Abstract Nonsense

A place for musings, observations, design notes, quick tips...
thought gists, if you like.

Surely you're `jq`ing

Today I read through the jq manual cover-to-cover. For those unaware, jq is a popular CLI tool to query and manipulate JSON. It’s also a Turing-complete mini-language with nice functional semantics that fits well into the ethos of composable CLI tools.

It was an exemplar of well-written technical documentation. Concise, well-written, littered with examples, and linking to an interactive playground to test-and-learn.

Some learnings:

  1. It’s surprisingly functional! You can implement recursive functions and use higher-order functions! For example, here’s factorial in jq:
jq '[.,1]|until(.[0] < 1; [.[0] - 1, .[1] * .[0]])|.[1]'
  1. It supports string interpolation - this is really nice if you’re piping stuff from JSON into a string. Coupled with format strings this becomes frictionless:
$ echo '{"search":"hello; world"}' | jq -r '@uri "https://www.google.com/search?q=\(.search)"'
# https://www.google.com/search?q=hello%3B%20world
  1. You can define functions that accept functions1, and control structures that allow labelling.
echo '[[1,2],[10,20]]' | jq -r 'def addvalue(f): . + [f]; map(addvalue(.[0]))'
[[1,2,1], [10,20,10]]
  1. You can traverse complex data structures with first-class pathing support. And you can easily modify nested structures to extend objects.
  2. For the category theorists/polyglots, there’s a denotational semantics paper written about jq.
  3. Bonus: You can build a Brainfuck interpreter in jq; and you can build a jq interpreter in jq - how’s that for bootstrapping!

Side note: This is one of my goals for 2025 - read through documentation end-to-end to develop mastery over tools. I’m trying to prioritise selectively depth over breadth.

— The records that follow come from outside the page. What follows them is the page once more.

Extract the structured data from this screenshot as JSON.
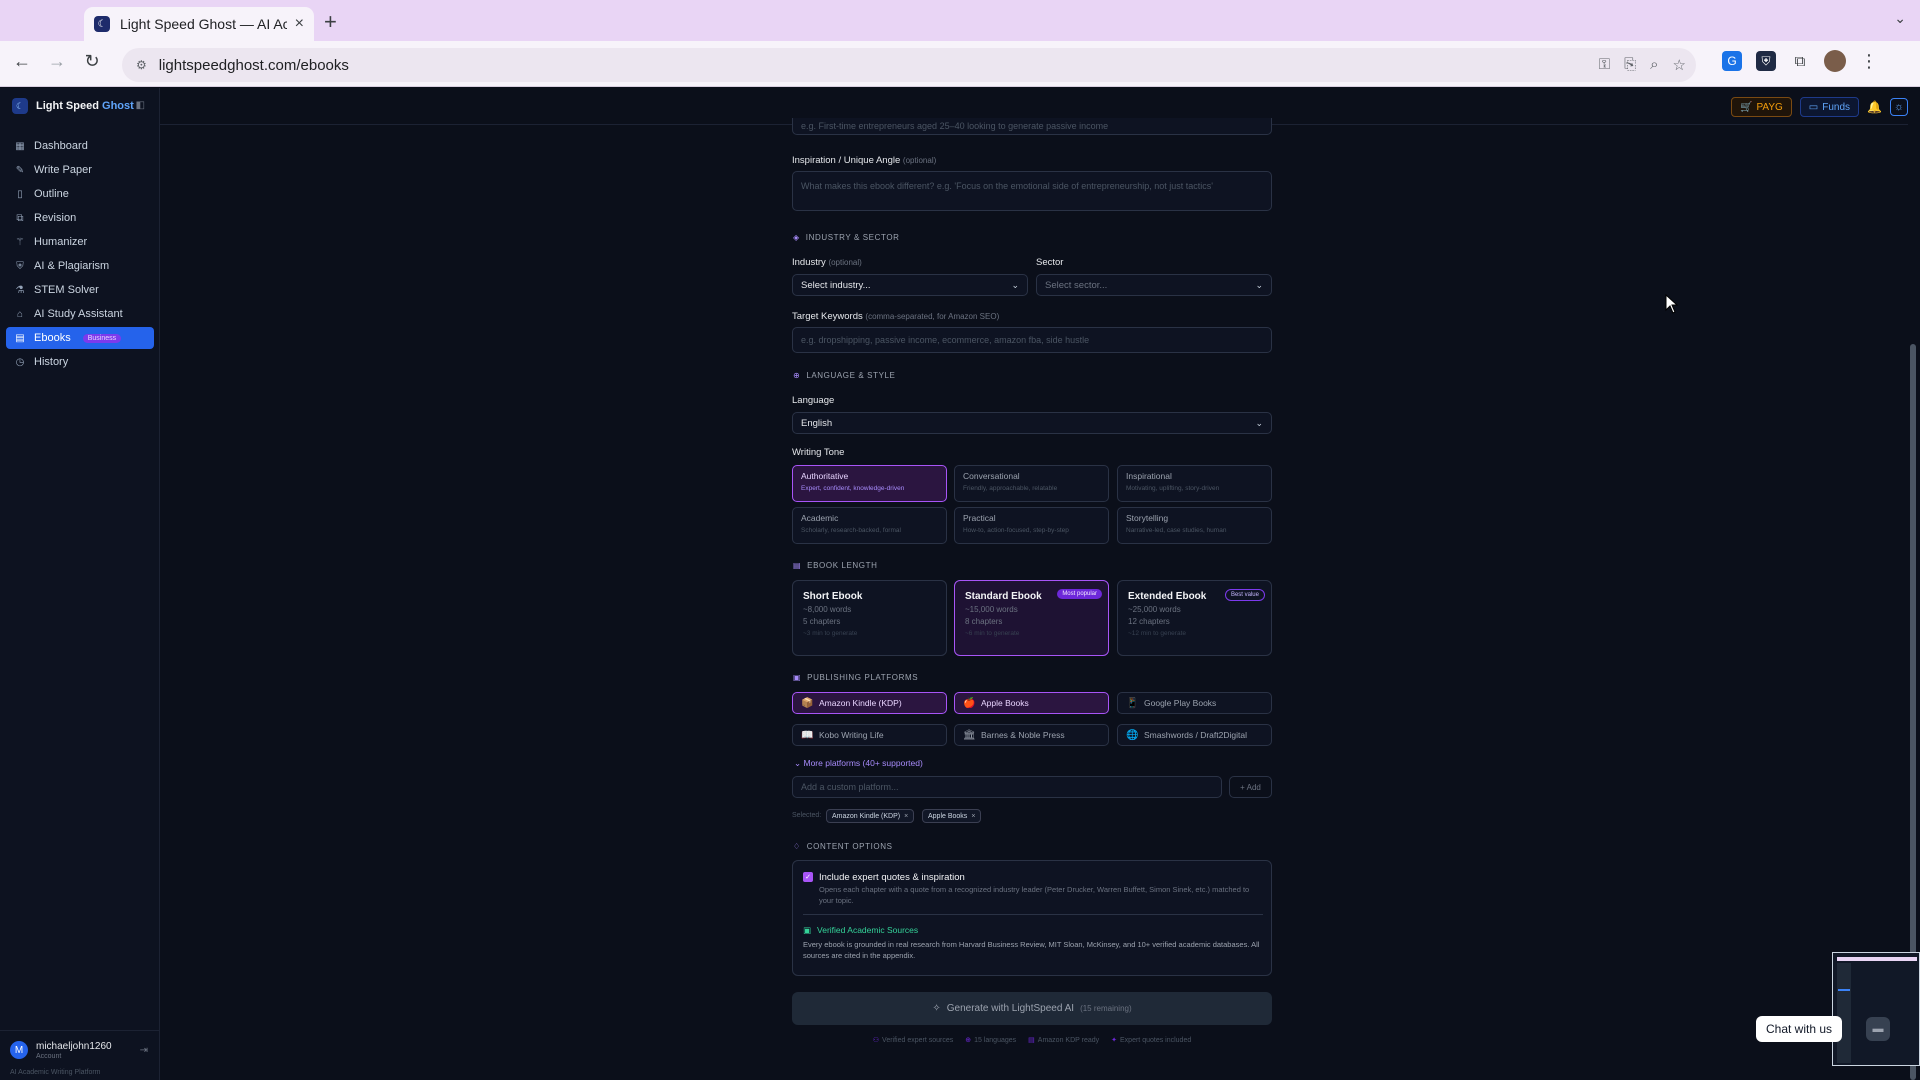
{
  "browser": {
    "tab_title": "Light Speed Ghost — AI Acad",
    "url": "lightspeedghost.com/ebooks"
  },
  "app": {
    "brand_prefix": "Light Speed",
    "brand_accent": "Ghost",
    "header": {
      "payg": "PAYG",
      "funds": "Funds"
    }
  },
  "sidebar": {
    "items": [
      {
        "label": "Dashboard",
        "icon": "grid-icon"
      },
      {
        "label": "Write Paper",
        "icon": "pen-icon"
      },
      {
        "label": "Outline",
        "icon": "book-icon"
      },
      {
        "label": "Revision",
        "icon": "copy-icon"
      },
      {
        "label": "Humanizer",
        "icon": "wand-icon"
      },
      {
        "label": "AI & Plagiarism",
        "icon": "shield-icon"
      },
      {
        "label": "STEM Solver",
        "icon": "flask-icon"
      },
      {
        "label": "AI Study Assistant",
        "icon": "grad-cap-icon"
      },
      {
        "label": "Ebooks",
        "icon": "ebook-icon",
        "badge": "Business"
      },
      {
        "label": "History",
        "icon": "clock-icon"
      }
    ],
    "user": {
      "initial": "M",
      "name": "michaeljohn1260",
      "role": "Account",
      "tagline": "AI Academic Writing Platform"
    }
  },
  "form": {
    "audience_placeholder": "e.g. First-time entrepreneurs aged 25–40 looking to generate passive income",
    "inspiration_label": "Inspiration / Unique Angle",
    "optional": "(optional)",
    "inspiration_placeholder": "What makes this ebook different? e.g. 'Focus on the emotional side of entrepreneurship, not just tactics'",
    "section_industry": "INDUSTRY & SECTOR",
    "industry_label": "Industry",
    "industry_value": "Select industry...",
    "sector_label": "Sector",
    "sector_value": "Select sector...",
    "keywords_label": "Target Keywords",
    "keywords_hint": "(comma-separated, for Amazon SEO)",
    "keywords_placeholder": "e.g. dropshipping, passive income, ecommerce, amazon fba, side hustle",
    "section_language": "LANGUAGE & STYLE",
    "language_label": "Language",
    "language_value": "English",
    "tone_label": "Writing Tone",
    "tones": [
      {
        "title": "Authoritative",
        "desc": "Expert, confident, knowledge-driven",
        "selected": true
      },
      {
        "title": "Conversational",
        "desc": "Friendly, approachable, relatable",
        "selected": false
      },
      {
        "title": "Inspirational",
        "desc": "Motivating, uplifting, story-driven",
        "selected": false
      },
      {
        "title": "Academic",
        "desc": "Scholarly, research-backed, formal",
        "selected": false
      },
      {
        "title": "Practical",
        "desc": "How-to, action-focused, step-by-step",
        "selected": false
      },
      {
        "title": "Storytelling",
        "desc": "Narrative-led, case studies, human",
        "selected": false
      }
    ],
    "section_length": "EBOOK LENGTH",
    "lengths": [
      {
        "title": "Short Ebook",
        "words": "~8,000 words",
        "chapters": "5 chapters",
        "time": "~3 min to generate",
        "badge": "",
        "selected": false
      },
      {
        "title": "Standard Ebook",
        "words": "~15,000 words",
        "chapters": "8 chapters",
        "time": "~6 min to generate",
        "badge": "Most popular",
        "selected": true
      },
      {
        "title": "Extended Ebook",
        "words": "~25,000 words",
        "chapters": "12 chapters",
        "time": "~12 min to generate",
        "badge": "Best value",
        "selected": false
      }
    ],
    "section_platforms": "PUBLISHING PLATFORMS",
    "platforms": [
      {
        "label": "Amazon Kindle (KDP)",
        "icon": "📦",
        "selected": true
      },
      {
        "label": "Apple Books",
        "icon": "🍎",
        "selected": true
      },
      {
        "label": "Google Play Books",
        "icon": "📱",
        "selected": false
      },
      {
        "label": "Kobo Writing Life",
        "icon": "📖",
        "selected": false
      },
      {
        "label": "Barnes & Noble Press",
        "icon": "🏛",
        "selected": false
      },
      {
        "label": "Smashwords / Draft2Digital",
        "icon": "🌐",
        "selected": false
      }
    ],
    "more_platforms": "More platforms (40+ supported)",
    "custom_placeholder": "Add a custom platform...",
    "add_label": "+ Add",
    "selected_label": "Selected:",
    "selected_chips": [
      "Amazon Kindle (KDP)",
      "Apple Books"
    ],
    "section_content": "CONTENT OPTIONS",
    "quotes_title": "Include expert quotes & inspiration",
    "quotes_desc": "Opens each chapter with a quote from a recognized industry leader (Peter Drucker, Warren Buffett, Simon Sinek, etc.) matched to your topic.",
    "verified_title": "Verified Academic Sources",
    "verified_desc": "Every ebook is grounded in real research from Harvard Business Review, MIT Sloan, McKinsey, and 10+ verified academic databases. All sources are cited in the appendix.",
    "generate_label": "Generate with LightSpeed AI",
    "generate_remaining": "(15 remaining)",
    "footnotes": [
      "Verified expert sources",
      "15 languages",
      "Amazon KDP ready",
      "Expert quotes included"
    ]
  },
  "chat": {
    "label": "Chat with us"
  }
}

  1. The line between “functions” and “filters” is a little blurry to me. ↩︎

Developer Ergonomics

“I wonder how much it is insightful to watch someone doing a workflow and to note when discomfort kicks in. That’s a really insightful thing to realize what matters from bitter experience, right? … Experience tells you when to worry about something and when not to worry about it” - Ben Sparks

That is - the rising discomfort of a programmer when employing a new tool, framework, or library is a good window into the ergonomics of how one uses your tool, framework, or library. Source: How I animate 3Blue1Brown | A Manim demo with Ben Sparks. The whole video is worth checking out! It’s a masterclass on how to construct a programatic-animation library and demonstrate how to work within it.

When I get a chance, I’d love to unpack the source code for how sprite-to-sprite transforms (part of 3B1B’s signature look) and the vectorised rendering engine are implemented with OpenGL.

Week 22

  1. I noted that there’s a difference between Anomaly detection and Outlier detection.
  2. Word of the week ~ enjambement

    enjambement: (in verse) the continuation of a sentence without a pause beyond the end of a line, couplet, or stanza.

  3. As an aside, I find Rust as a language fiendishly complex at a first glance, and I’m amazed by people who find it so straightforward. Having said that, I’d much rather have lived in a universe where Rust was the first ’low-level’ language I learnt instead of C.